Kroger Joins Amazon In The Race To Add ‘Smart’ Grocery Carts 

KroGO

The race is revving up at grocery aisles across America to add “smart” shopping carts that can track what consumers pick up off the shelves and allow them to pay without standing in line.

Kroger recently became the latest entrant when it rolled out new “KroGO” shopping carts on a test basis at its Madeira, Ohio grocery store outside of Cincinnati.

Built by a company called Caper Inc., the new carts come with a built-in video screen that is essentially a smaller version of the scanners that Kroger has at its checkout lines.

Customers can swipe rewards cards, weigh produce right at the cart, scan the bar codes on items as shoppers plunk them off of shelves, and even put things back and remove them from the tab. The cart gives shoppers a running subtotal of purchases as items are added, helping people stay on budget.

Once clients are done shopping, they can scan debit or credit cards and walk out without standing in line. The only things the KroGO carts can’t currently handle are gift cards, coupons, cash, purchases of tobacco or behind-the-counter pharmacy items like certain decongestants, and U.S. government food aid programs like EBT and WIC.

Winsight Grocery Business reported that Kroger has yet to say when or if it will roll out the smart carts at more of its 2,700 stores. But the company is promoting the new technology in the Ohio store with signage that plays well in the COVID-19 era, reading “Faster Checkout. Limited Contact.”

Kroger has also posted a slick video on YouTube to promote the new carts. Additionally, Winsight Grocery reported that the Ohio supermarket is offering customers 5 percent discounts on Kroger-branded items bought with the smart carts.

Amazon Adds Dash Carts 

Meanwhile, Amazon’s new Amazon Fresh stores feature what’s called a Dash Cart, a smart shopping cart with sensors that appear to be even more elaborate than what Kroger’s carts offer.

Like the KroGO cart, Dash Carts have built-in scales to weigh produce, but Amazon allows shoppers to put items in its carts without swiping things past a scanner. Instead, sensors automatically read an item’s bar code as customers place the product into the cart.

And unlike Kroger’s system, Dash Carts have the ability to scan coupons. They can also access shopping lists that customers have prepared ahead of time using Amazon Alexa. When customers finish shopping, they walk through special checkout lanes that finalize their tab without human interaction, bill their accounts and email receipts.

The company is deploying Dash Carts at its new Amazon Fresh grocery chain, which currently has five California stores and two in Illinois, but seems poised for rapid expansion.

Smart Carts Don’t Just Benefit Shoppers 

While smart carts promise customers fast, contactless checkout, they also benefit grocers in many ways.

First, skipping traditional checkout lines means stores can hire fewer human cashiers, saving on wages.

Caper Co-founder Ahmed Beshry also told Wingate Grocery Business that New York City-area stores testing the company’s smart carts reported that customers bought about 18 percent more than average during their shopping trips. He attributed the gains partly to the carts’ ability to display buying suggestions in real time based on shoppers’ behavior.

Yevgeni Tsirulnik, vice president of Toshiba Global Commerce Solutions’ digital platform products, recently told Karen Webster that adding smart sensors to stores can also give grocers the kind of elaborate information they collect when someone shops online.

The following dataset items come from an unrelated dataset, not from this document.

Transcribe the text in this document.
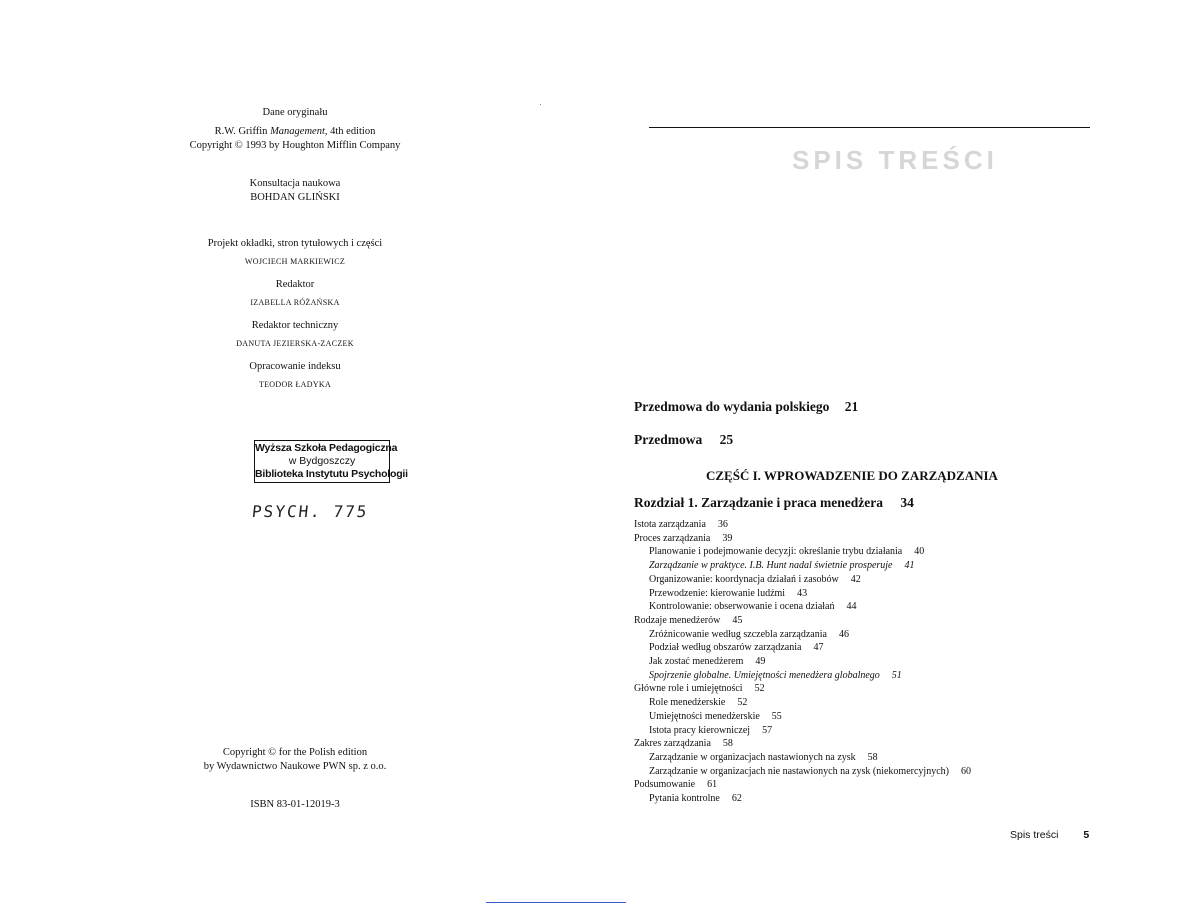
Dane oryginału
R.W. Griffin Management, 4th edition
Copyright © 1993 by Houghton Mifflin Company
Konsultacja naukowa
BOHDAN GLIŃSKI
Projekt okładki, stron tytułowych i części
WOJCIECH MARKIEWICZ
Redaktor
IZABELLA RÓŻAŃSKA
Redaktor techniczny
DANUTA JEZIERSKA-ZACZEK
Opracowanie indeksu
TEODOR ŁADYKA
Wyższa Szkoła Pedagogiczna
w Bydgoszczy
Biblioteka Instytutu Psychologii
PSYCH. 775
Copyright © for the Polish edition
by Wydawnictwo Naukowe PWN sp. z o.o.
ISBN 83-01-12019-3
SPIS TREŚCI
Przedmowa do wydania polskiego 21
Przedmowa 25
CZĘŚĆ I. WPROWADZENIE DO ZARZĄDZANIA
Rozdział 1. Zarządzanie i praca menedżera 34
Istota zarządzania 36
Proces zarządzania 39
Planowanie i podejmowanie decyzji: określanie trybu działania 40
Zarządzanie w praktyce. I.B. Hunt nadal świetnie prosperuje 41
Organizowanie: koordynacja działań i zasobów 42
Przewodzenie: kierowanie ludźmi 43
Kontrolowanie: obserwowanie i ocena działań 44
Rodzaje menedżerów 45
Zróżnicowanie według szczebla zarządzania 46
Podział według obszarów zarządzania 47
Jak zostać menedżerem 49
Spojrzenie globalne. Umiejętności menedżera globalnego 51
Główne role i umiejętności 52
Role menedżerskie 52
Umiejętności menedżerskie 55
Istota pracy kierowniczej 57
Zakres zarządzania 58
Zarządzanie w organizacjach nastawionych na zysk 58
Zarządzanie w organizacjach nie nastawionych na zysk (niekomercyjnych) 60
Podsumowanie 61
Pytania kontrolne 62
Spis treści 5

For example, Tsirulnik said he believes Amazon Go stores – which use sensors around the store rather than smart carts to track what people buy – are set up to give the company “the same level of data they are getting [about online shoppers] today. Anything you touched in the store is being captured. Every time you stand in front of an item, that is being captured. All of this information can be consolidated into insights.”

He said that can allow companies to do such things as analyze items customers picked up, then send consumers’ smart devices real-time information about a product or forward suggestions for related purchases. Toshiba recently unveiled a new IT system called Elera that can give merchants such capabilities.

“The system will immediately complete the information-gathering and information-harvesting, all the way to the insight to create and provide that consumer with valuable information about the item he picked up,” Tsirulnik said. “It could be ingredients, it could be the nutrition or it could be a suggestion” of complementary products to buy.